Nas temporadas fúnebres em que a água cai a golfões, a gente concentra-se e fica meio adormecida.
Os montes envolvem-se em nuvens, os bichos na terra tremem de frio sob as raízes e as folhas secas estalam e gemem com saudades ao deixarem-nos. Se por instantes se descerra a névoa, os montes são mendigos, com um grande manto remendado. Ao fim da tarde levanta-se dos campos um lindo luar azulado que sobe e se dispersa.
É a névoa. Baba de oiro luz na água e os choupos são sombras. Ao longe havia um biombo verde de pinheiros, depois montes, e depois poentes doirados... Porque é que me ponho a pensar e a cismar? Há tanto tempo que dormia! As minhas fibras esta noite estremecem. Há-de ser do luar... Oh se ainda houvesse luar!
As mulheres calaram-se. Não há ruído. Elas próprias sonham. Em torno da mesa, na cozinha saqueada, bebem sem palavra o vinho quente. Algumas pensam decerto num lar e bebem as lágrimas que caem no vinho e o gelam.
– A esta hora a minha mãezinha há-de por força pensar em mim... – começa uma.
– E tu porque não foste consoar com ela?
– Punham-me fora! queriam-me lá!... Meu pai, meus irmãos...
– Em minha casa faz-se uma consoada muito grande. Assam-se pinhas no lar, e minhas irmãs pequeninas... oh minhas irmãs pequeninas!...
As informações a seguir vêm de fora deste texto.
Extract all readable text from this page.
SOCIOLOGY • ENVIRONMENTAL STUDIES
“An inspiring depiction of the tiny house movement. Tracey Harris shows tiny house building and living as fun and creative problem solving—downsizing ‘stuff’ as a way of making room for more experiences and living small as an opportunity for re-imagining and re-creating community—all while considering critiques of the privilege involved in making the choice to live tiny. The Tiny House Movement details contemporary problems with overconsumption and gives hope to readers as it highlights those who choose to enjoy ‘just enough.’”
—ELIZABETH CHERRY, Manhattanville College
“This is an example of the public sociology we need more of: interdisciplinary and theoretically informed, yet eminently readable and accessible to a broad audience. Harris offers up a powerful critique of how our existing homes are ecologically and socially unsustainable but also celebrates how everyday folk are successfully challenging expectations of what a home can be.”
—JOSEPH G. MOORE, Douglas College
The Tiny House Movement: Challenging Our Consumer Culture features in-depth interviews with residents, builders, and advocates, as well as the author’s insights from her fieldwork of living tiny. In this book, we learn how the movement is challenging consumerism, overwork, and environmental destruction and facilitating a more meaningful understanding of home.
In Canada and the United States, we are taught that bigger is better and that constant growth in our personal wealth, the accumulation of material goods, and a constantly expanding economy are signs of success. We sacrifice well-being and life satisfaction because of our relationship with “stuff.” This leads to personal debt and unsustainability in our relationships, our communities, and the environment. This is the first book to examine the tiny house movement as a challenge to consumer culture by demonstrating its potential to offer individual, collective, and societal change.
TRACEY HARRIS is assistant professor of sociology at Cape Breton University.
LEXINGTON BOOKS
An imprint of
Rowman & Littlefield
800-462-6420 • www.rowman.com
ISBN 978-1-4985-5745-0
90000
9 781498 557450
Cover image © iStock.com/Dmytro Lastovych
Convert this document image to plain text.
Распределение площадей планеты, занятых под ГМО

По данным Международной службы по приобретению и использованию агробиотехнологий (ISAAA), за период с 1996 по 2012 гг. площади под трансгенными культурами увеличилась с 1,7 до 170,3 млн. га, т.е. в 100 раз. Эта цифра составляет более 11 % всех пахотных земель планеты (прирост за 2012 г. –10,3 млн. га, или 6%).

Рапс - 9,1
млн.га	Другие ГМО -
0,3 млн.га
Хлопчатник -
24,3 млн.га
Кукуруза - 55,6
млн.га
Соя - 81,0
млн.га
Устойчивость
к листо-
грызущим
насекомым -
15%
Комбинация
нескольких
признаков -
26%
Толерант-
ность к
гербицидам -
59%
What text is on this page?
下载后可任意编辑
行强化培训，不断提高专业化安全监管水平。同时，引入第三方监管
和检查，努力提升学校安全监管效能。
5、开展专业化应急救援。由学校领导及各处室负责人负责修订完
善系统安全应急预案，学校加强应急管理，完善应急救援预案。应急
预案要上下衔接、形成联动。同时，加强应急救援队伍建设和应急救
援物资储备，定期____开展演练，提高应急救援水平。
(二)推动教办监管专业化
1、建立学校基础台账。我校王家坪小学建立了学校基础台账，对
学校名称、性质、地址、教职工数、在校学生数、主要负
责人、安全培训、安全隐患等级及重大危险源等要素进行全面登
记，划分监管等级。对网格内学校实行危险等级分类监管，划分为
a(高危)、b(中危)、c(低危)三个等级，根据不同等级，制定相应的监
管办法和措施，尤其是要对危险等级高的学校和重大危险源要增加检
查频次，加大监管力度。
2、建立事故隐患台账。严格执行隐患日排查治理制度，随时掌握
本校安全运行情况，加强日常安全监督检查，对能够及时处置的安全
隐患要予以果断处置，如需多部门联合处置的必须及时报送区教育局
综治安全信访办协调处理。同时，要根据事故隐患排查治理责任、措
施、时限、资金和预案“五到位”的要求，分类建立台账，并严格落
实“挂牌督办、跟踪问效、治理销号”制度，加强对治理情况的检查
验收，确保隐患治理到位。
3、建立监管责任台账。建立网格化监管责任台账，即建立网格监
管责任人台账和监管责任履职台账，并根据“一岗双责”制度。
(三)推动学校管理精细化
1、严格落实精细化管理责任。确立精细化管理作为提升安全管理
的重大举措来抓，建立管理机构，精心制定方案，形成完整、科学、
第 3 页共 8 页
E sufocada desata de repente a chorar. As outras não se riem como de costume. Só uma, sentindo que iam todas chorar, canta:
Se vires a mulher perdida...
– Raparigas, é o fado... De que serve agora chorar?
Ninguém foge ao seu fado.
– À noite a minha mãe aquecia vinho e dava-mo na cama. Sempre a gente é criada para uma vida! Quem adivinha?
– Cala-te!
– Eu era o miminho de todos, eu...
– Só eu nunca tive mãe, de mim ninguém se importa! Acabou-se! Cala-te! cala-te!.